I understand literal interpretation quite well, despite your claims to the contrary.
My understanding of Revelation is because, unlike you, I do not project a theory into the book.
I agree. In Revelation we never read of the Church being removed from the Tribulation. Instead, we see it, literally, going through the Tribulation.
In every chapter of Revelation we see John "revealing" the Bible to us from Adam to the return of the King, Jesus.
Revelation is apocalyptic language. Do you understand apocalyptic language? It's not literal, but it is pointing at what has taken place in all of history.
Parables show us a heavenly idea using an earthly simile.
I agree. It points us to literal things that have already taken place, are taking place, and will take place, using symbolic language.
Not all. For example
Psalm 2:7-9 has yet to happen. John points to this in Revelation.
The king proclaims the Lord’s decree: “The Lord said to me, ‘You are my son. Today I have become your Father. Only ask, and I will give you the nations as your inheritance, the whole earth as your possession. You will break them with an iron rod and smash them like clay pots.’”
Indeed, it is a Revelation of what Christ has been doing since the very moment God the Father introduced Jesus as the Firstborn to all the created Angels.

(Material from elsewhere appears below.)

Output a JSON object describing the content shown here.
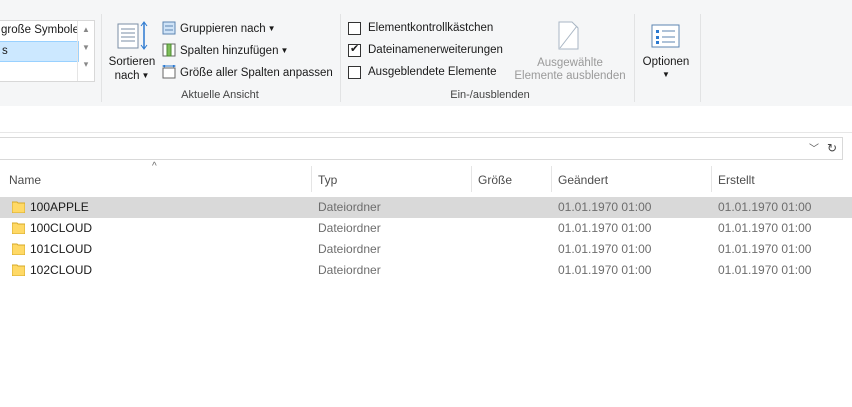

It points to all that has already been revealed in the Bible from Genesis to Judge. It tells you what God is doing, explaining the meta narrative of scripture.
The genre is apocalyptic.
To miss the genre is to miss all that John is pointing at in the entire Bible and imagine that all of Revelation is future facing.
When I point to all of scripture, I am showing you the literal interpretation that John is conveying in apocalyptic language. But, you will not acknowledge all the massive amounts of scripture John is showing you to connect the Bible to Revelation.
We agree that there is a literal Adam and Eve. Do you recognize that John points you toward Adam and Eve in Revelation 12?
Agreed. The enmity is very real and the Israel of God as God's elect people is very real. You and I are very much the Israel of God. Literally.
Yes, the return of Christ after the Tribulation is very literally real. It's the rapture of the church, before the Tribulation that is fiction.
Indeed, how one who studies scripture does not see how John is revealing all of the Bible to us in his letter is truly amazing. How is it that you don't understand these things?
First off, I apologize for the two posts above as I believe they should have been in the other thread.
Second, you provide, literally, no evidence, yet make big sweeping gestures as though thrashing your hand through the air somehow gives you legitimacy.
I answered your claims, one by one, and you are metaphorically sticking your fingers in your ears and saying "la, la, la" with the idea that somehow this makes your claims valid.
You have been given ample time to prove your point and you have failed. Why? Because you cannot prove a myth that you have bought into, that comes from a quack theologian in the 1800s.
If your view has merit, you could prove it in the Bible and you have done nothing to that end. Literally nothing.
We all can read. You have never provided any biblical evidence for a pre-trib rapture and you certainly cannot provide anything in the book of Revelation. But, this is for the other topic, not this one that is dedicated to who the woman is in Revelation 12.
You have displayed no evidence for your opinion being valid. I suggest you may hold your view, not because it is in the Bible, but because you were taught this view by someone who convinced you.